If the government used the same methodology today as it used back in, say, 1980, we’d see a much higher rate of inflation. Instead of the advertised 3.5%, it might be more like 12%. And if you do things like buy a house, rent an apartment, buy a new car, pay insurance premiums, enjoy a top-shelf cut of meat from the grocery store, etc.?

Well, you know what I mean. There’s plenty of sticker shock out there, awaiting the unwary shopper. Still, prices for some things are stable, if not declining.

Yes, the cost of car insurance is soaring, but the price of gasoline in your car is down at least a bit over the past two years. And crude oil, for example, sells at around $70 per barrel, which is a source of relief at the pump; although you may also have noticed that lower-cost petroleum somehow doesn’t seem to translate into cheaper airline tickets if you travel much and track those eye-popping prices.

Meanwhile, prices for many other goods actually are falling appreciably.
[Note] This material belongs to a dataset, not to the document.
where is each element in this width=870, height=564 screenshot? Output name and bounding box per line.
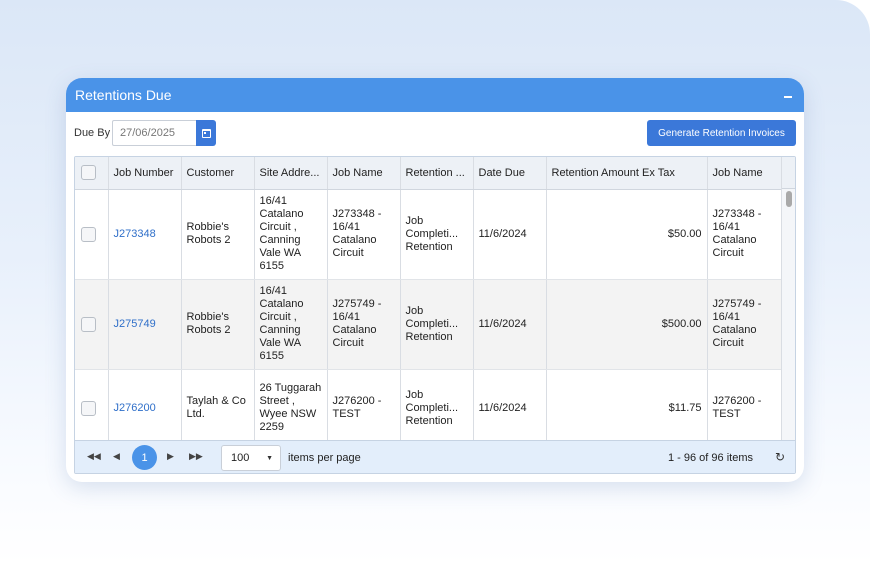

Look at, say, consumer electronics like new laptop computers (one of which I just bought at a remarkably low number), or a large-screen television set, and much more.

But consider where these electronic devices are made…

Those super-duper bargains on American shelves represent hard times in Asia. There, cutthroat competition and a general recession have forced companies and workers to scramble for every sliver of business and market share they can find. Many Asian firms are selling products at below production cost, just to keep the factories humming and avoid closure issues. Sure, it’s nice to have cheaper oil and low-cost electronics, but that’s not the be-all and end-all of growing the American economy. So, let’s move closer to home, where in Washington, D.C., the Federal Reserve still hints towards rate cuts.

You likely recall that the Fed cut rates this past September, an event that was widely celebrated.

But then, curiously, long-term rates actually rose across broader markets. Clearly, there’s a disconnect between what the Fed PhDs want to accomplish, and what market makers and price discovery players foresee. In other words, many smart investors believe that inflation is not yet licked.

For many decades the Fed’s target rate for inflation has been 2%, although it’s difficult to fine-tune such things. Right now, inflation is well over that level, whether you take the government’s 3.5% number or the much higher ShadowStats calculation. And yet, again, the Fed is still cutting rates.

At the other end of the monetary spectrum, central banks across the world have bought gold in large amounts, certainly over the past two years. Part of it reflects seismic-level geopolitical competition, such as we have with fast-rising China where government, businesses and individuals all buy as much gold as they can find in dollars and yuan to pay for it.

Another angle is the global trend towards de-dollarization, and this is based on widespread foreign concerns over U.S. sanctions against governments, companies, banks and individuals who step out of line with Washington policymakers.

The most illustrative element of this point about sanctions is that, if the U.S. will sanction even nuclear-armed Russia, what chance do any other countries have?

Well, they simply keep their figurative mouth shut, exercise prudent self-interest, and default to buying gold with their dollar surpluses. Hence, despite a strengthening dollar, we have the yellow metal trading at around $2,700 per ounce.